A few ideas:

- one of the dangers is that flavours may be damageable... so the general practice would be that, unless we're in a de-sandboxed region (anything else than file://?) all flavours should be sanitized (e.g. no scripting, no relative reference, no embedding, except for pack- embedded data, no remote calls)

- another danger is that the clipboard should not be read without the user knowing, I would recommend, as Safari does, to only allow the standard gestures within the user-agent to be triggering clipboard operations which in turn, offer access to the clipboard.

To my knowledge, this is enough for a model that can be trusted to the users.

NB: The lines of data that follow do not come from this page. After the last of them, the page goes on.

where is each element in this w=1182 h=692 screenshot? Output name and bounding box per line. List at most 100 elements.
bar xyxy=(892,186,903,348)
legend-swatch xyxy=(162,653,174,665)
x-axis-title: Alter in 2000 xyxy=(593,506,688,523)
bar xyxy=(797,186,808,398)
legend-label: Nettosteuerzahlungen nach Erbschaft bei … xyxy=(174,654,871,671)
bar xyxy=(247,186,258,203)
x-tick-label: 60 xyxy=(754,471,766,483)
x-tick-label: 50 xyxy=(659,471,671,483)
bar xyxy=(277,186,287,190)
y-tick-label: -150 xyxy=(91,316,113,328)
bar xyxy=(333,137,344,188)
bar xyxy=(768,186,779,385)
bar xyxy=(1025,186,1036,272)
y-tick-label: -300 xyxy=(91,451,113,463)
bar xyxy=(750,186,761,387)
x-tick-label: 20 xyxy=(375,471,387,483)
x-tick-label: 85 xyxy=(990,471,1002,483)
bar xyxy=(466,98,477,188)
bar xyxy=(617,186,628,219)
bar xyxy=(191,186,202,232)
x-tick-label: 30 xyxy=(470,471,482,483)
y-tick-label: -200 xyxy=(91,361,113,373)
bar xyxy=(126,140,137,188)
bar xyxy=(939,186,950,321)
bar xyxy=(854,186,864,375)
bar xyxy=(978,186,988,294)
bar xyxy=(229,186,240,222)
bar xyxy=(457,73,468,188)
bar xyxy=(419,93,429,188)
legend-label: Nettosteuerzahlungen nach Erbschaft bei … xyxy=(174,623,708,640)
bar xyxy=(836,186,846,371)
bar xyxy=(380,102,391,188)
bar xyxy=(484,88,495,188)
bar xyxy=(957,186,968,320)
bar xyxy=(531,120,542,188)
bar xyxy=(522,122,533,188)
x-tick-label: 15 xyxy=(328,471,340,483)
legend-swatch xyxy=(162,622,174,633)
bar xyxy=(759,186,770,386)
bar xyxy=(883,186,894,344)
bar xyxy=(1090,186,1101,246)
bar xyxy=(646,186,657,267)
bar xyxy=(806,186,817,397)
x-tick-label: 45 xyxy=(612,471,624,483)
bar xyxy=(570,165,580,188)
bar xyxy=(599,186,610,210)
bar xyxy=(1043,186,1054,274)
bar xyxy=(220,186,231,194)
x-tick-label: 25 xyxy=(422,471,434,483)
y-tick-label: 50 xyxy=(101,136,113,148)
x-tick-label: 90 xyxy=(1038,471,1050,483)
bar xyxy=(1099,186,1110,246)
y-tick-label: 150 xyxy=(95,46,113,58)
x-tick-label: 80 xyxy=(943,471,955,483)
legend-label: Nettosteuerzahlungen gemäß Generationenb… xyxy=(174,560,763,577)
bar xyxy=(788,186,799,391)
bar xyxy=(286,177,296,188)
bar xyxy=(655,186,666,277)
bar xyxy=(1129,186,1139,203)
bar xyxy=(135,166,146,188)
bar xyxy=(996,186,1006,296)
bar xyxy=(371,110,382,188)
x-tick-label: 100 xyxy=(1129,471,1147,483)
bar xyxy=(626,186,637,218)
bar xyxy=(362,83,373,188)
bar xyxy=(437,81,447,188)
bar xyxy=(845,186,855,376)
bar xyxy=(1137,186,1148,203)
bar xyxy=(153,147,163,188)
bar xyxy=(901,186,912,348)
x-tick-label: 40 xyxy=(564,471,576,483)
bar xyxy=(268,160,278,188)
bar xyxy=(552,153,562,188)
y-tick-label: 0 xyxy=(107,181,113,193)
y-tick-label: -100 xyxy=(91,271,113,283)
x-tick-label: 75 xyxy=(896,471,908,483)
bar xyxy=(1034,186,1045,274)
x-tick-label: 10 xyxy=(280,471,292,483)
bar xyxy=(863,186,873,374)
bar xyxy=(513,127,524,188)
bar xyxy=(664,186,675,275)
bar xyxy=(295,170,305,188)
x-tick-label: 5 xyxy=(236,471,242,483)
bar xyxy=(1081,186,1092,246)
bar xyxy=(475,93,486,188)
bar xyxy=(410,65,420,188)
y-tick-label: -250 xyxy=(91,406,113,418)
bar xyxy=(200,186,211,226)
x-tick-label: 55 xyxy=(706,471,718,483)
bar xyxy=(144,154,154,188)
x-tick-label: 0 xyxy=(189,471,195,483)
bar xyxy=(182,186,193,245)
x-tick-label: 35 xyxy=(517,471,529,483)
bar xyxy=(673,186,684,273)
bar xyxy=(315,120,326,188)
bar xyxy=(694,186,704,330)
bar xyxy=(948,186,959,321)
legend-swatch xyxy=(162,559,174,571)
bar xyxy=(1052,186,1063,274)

I am not very comfortable with the suggestions of trust-level that João Eiras suggests (having played with them in MSIE always prompts the unknowledgeable user to boost things a bit more in case something doesn't work which I find a catastrophic attitude) although I fully agree that we are here talking of either the central user clipboard and or the content of a drag-and-drop feature (i.e. we are talking of acting with external applications as well).

paul




Le 09-mars-09 à 02:36, Web Applications Working Group Issue Tracker a écrit :
ISSUE-85 (clipops security practice): What are common sucrity practices for Clipboard APIs? [Clipboard Operations]

http://www.w3.org/2008/webapps/track/issues/85

Raised by: Charles McCathieNevile
On product: Clipboard Operations

What are the common security restrictions and considerations that should be listed in the clipboard apis spec?